NATO flag

NATO flag

The North Atlantic Treaty Organization (NATO) was founded in 1949, in the early years of the Cold War, as a collective defense institution, as defined in Article 51 of the UN Charter. The essence of the NATO Treaty is found in Article 5, which declares that an attack against any member of the alliance shall be considered an attack against them all, and that they may then decide to take collective action, including the use of force, in their defense against the act of aggression.

Cold War strategy

NATO’s strategy and tactics were geared to the assumption that a European conflict would involve a threat, or actual military attack, by the Soviet bloc upon one or more members of the alliance.

Post Cold War changes

With the dissolution of the Warsaw Pact, NATO remained after 1991 the only significant multilateral military organization in Europe. Since then, NATO has reconfigured itself to meet the demands of the new security situation in Europe.

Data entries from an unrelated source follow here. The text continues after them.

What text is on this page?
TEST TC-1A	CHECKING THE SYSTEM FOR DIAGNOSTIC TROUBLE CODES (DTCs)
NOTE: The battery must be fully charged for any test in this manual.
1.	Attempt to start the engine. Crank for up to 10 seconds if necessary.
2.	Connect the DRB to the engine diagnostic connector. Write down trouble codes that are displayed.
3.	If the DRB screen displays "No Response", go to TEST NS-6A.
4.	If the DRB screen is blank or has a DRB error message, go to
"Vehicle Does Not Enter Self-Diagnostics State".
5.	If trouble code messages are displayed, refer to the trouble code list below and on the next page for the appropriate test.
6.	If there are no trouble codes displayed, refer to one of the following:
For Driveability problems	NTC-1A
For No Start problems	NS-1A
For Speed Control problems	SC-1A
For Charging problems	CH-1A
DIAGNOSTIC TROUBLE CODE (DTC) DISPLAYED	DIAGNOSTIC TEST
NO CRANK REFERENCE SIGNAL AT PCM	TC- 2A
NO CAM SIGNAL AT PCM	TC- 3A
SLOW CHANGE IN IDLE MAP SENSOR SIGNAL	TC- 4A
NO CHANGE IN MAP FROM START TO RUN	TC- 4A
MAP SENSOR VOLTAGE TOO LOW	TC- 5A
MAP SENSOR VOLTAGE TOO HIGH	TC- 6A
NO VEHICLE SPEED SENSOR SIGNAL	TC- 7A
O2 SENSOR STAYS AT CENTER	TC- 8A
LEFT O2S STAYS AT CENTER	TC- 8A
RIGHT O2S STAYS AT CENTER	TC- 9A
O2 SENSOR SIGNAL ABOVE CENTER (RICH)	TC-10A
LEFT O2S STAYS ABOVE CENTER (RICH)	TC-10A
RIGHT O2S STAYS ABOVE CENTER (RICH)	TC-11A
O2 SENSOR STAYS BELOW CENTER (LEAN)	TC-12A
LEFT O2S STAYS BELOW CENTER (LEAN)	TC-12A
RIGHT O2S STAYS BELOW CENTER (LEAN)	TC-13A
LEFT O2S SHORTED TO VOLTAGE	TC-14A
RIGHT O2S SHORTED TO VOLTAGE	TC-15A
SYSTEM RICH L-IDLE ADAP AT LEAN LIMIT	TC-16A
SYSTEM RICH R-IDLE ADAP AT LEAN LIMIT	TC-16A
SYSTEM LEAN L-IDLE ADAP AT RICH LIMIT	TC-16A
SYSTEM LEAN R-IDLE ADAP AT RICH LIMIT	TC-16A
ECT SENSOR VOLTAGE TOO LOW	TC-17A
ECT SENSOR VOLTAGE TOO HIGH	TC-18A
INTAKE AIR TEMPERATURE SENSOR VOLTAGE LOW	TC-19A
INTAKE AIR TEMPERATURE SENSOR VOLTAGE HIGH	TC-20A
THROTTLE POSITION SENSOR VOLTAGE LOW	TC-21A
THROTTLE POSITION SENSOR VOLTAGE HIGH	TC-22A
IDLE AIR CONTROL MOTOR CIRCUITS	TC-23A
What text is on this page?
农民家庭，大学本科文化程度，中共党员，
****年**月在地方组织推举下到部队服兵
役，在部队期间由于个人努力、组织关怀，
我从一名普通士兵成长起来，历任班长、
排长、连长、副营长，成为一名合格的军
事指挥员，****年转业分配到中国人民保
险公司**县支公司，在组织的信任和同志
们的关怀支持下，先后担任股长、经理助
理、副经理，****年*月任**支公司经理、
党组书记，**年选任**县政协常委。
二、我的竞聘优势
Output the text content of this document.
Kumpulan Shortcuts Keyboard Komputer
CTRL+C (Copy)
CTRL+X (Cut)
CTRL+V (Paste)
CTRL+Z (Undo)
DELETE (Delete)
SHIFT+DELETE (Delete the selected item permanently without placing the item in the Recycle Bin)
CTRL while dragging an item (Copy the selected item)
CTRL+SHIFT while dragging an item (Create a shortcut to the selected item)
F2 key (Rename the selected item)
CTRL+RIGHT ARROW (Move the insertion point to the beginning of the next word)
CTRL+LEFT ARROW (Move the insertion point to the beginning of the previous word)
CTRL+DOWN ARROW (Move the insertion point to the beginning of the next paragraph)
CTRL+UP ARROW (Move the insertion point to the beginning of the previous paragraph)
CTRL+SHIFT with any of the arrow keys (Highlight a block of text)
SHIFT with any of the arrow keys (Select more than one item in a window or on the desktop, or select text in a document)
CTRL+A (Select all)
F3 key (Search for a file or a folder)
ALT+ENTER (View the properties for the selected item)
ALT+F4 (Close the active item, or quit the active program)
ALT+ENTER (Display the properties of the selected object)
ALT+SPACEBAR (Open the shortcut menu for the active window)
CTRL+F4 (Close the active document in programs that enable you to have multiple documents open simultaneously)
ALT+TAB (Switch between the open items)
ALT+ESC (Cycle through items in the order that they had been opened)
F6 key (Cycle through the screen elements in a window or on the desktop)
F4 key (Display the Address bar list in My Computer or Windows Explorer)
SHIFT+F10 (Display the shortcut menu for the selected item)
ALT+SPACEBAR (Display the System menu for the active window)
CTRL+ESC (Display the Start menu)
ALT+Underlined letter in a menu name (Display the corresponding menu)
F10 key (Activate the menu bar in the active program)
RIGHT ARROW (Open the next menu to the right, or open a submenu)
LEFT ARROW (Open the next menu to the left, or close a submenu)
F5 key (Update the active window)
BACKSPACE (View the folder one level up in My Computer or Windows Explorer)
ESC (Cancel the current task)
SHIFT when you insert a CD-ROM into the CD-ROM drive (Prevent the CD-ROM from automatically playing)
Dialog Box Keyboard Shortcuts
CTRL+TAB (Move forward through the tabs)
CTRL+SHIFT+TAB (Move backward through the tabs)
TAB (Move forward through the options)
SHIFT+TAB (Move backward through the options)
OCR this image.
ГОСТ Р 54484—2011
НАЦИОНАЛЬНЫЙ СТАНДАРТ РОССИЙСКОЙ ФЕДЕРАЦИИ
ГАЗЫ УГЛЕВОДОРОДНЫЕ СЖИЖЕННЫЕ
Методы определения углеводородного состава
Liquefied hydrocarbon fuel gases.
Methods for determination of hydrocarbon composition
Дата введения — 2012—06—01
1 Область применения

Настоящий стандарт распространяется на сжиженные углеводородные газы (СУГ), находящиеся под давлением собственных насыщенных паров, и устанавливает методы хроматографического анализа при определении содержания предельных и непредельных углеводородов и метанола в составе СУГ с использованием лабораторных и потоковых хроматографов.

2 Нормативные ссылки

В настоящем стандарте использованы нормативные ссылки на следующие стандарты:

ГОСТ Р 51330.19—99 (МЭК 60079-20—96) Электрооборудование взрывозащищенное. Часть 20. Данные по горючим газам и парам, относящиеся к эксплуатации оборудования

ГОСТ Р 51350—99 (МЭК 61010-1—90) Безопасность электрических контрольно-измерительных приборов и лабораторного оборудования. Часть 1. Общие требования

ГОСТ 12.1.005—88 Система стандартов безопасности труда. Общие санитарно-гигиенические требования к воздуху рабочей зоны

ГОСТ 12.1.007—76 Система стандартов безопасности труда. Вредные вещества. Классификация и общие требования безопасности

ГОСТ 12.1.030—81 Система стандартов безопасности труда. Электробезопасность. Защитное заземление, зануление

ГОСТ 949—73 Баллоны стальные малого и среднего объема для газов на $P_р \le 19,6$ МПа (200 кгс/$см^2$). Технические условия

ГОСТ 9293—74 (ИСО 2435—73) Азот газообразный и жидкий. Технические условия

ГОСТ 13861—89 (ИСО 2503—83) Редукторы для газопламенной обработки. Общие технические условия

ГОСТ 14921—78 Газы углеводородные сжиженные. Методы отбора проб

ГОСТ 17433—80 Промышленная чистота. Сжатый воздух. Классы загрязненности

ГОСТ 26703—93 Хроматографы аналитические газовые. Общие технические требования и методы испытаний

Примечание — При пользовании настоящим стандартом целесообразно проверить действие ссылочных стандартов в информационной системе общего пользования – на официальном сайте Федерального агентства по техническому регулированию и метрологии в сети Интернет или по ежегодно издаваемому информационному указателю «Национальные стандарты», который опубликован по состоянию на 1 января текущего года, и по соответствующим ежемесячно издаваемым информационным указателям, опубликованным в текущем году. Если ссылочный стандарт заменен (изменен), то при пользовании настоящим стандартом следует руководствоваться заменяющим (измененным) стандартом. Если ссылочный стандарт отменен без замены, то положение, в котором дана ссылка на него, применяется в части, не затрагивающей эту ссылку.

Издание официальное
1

NATO’s major transformation has been visible in the following areas:

  • Partnership-for-peace (PfP)
  • Euro-Atlantic Partnership Council (EAPC)
  • Peacekeeping and peace enforcement
  • Expansion to 28 members, including former Warsaw Pact members
  • NATO – Russia Council
Current strengths

NATO has used PfP and the EAPC to assist transformations in the former communist states, and has included contingents from them alongside NATO forces in peacekeeping and enforcement roles in Bosnia and Kosovo.

Overlap with OSCE

With the entry of Albania and Croatia into NATO on April 1, 2009, NATO has 28 member states, which are also participating states in the OSCE. Therefore, half of the OSCE participating States are also NATO members. The Former Yugoslav Republic of Macedonia has also been invited to join NATO after a solution is found to a dispute with Greece over its name. Moreover, 49 countries, all OSCE participating states, participate in NATO’s North Atlantic Partnership Council, embracing a wide range of cooperative activities between NATO’s full members and other states in the region.

NATO’s major functions do not overlap with the OSCE’s. NATO is a defensive organization with significant military capability. The OSCE has no military forces of its own except those that can be made available by participating states or military organizations in which they participate, such as NATO and to a far lesser degree, the Commonwealth of Independent States (CIS).

When matters go beyond preventive diplomacy, peaceful resolution of disputes, and cooperative security, it will be necessary to call for military forces with capability such as those provided by NATO. The fact, however, that NATO is both a military organization and one that excludes certain key states (such as Russia) from its central decision-making institutions means that many political functions in enhancing security and cooperation cannot be performed by NATO, at least not as easily as they can be performed by the OSCE. At the same time, Russia does have a special consultative relationship with NATO, defined in the 1997 NATO-Russia Founding Act on Mutual Relations, Cooperation, and Security. In 2002, in the wake of the September 11 terrorist attacks in the U.S., this relationship was further institutionalized through creation of the NATO-Russia Council.

NATO relations with Russia have become strained in recent years in part due to plans to include former Soviet republics bordering Russia, and the Bush Administration’s decision to deploy components of a new missile defense program in Poland and the Czech Republic. The decision taken by the Obama administration in September 2009 to substantially modify the missile defense program was met with a positive response from Russia, and it led to new initiatives by NATO to enhance cooperation between NATO and Russia in defending against a potential threat from Iran.

Bosnia and Herzegovina

Missions like the recent one in Bosnia and Herzegovina (BiH) represent a model for institutional cooperation that may be emulated elsewhere. NATO took the lead in bringing the war to an end in 1995. The OSCE, along with the High Representative of the international community (effectively of the European Union), then assumed a lead role in virtually all political and arms control measures, while NATO held responsibility for peace enforcement.

NATO’s military forces are best used for military missions, rather than to run elections, promote human rights, assure freedom of the media, assist in the repatriation of refugees, or engage in many of the other activities eventually undertaken by the OSCE Mission in BiH. The OSCE presence, therefore, served a useful division of labor and contributed to improvement in the political conditions that necessitated IFOR (Intervention Force)/SFOR (Stabilization Force) deployment in the first place. At the same time, given the tensions and insecurity that existed in BiH after the war, it would have been impossible for unarmed OSCE mission officers to fulfill their mandate without the security provided by IFOR/SFOR troops.

The joint missions in BiH illustrate effectively the principle that peace and security can be built best when institutions each specialize in doing what they can do most effectively, dividing the labor among themselves, and cooperating to assure that all essential tasks are fulfilled with a minimum of overlap and duplication of effort.

NATO turned its peacekeeping mission in BiH over to the European Union’s EUFOR in December 2004, leading to the withdrawal of virtually all U.S. troops stationed in BiH since 1995. NATO continues to maintain a presence in BiH through a Military Liaison and Advisory Mission (NATO HQ Sarajevo) to assist with defense reform.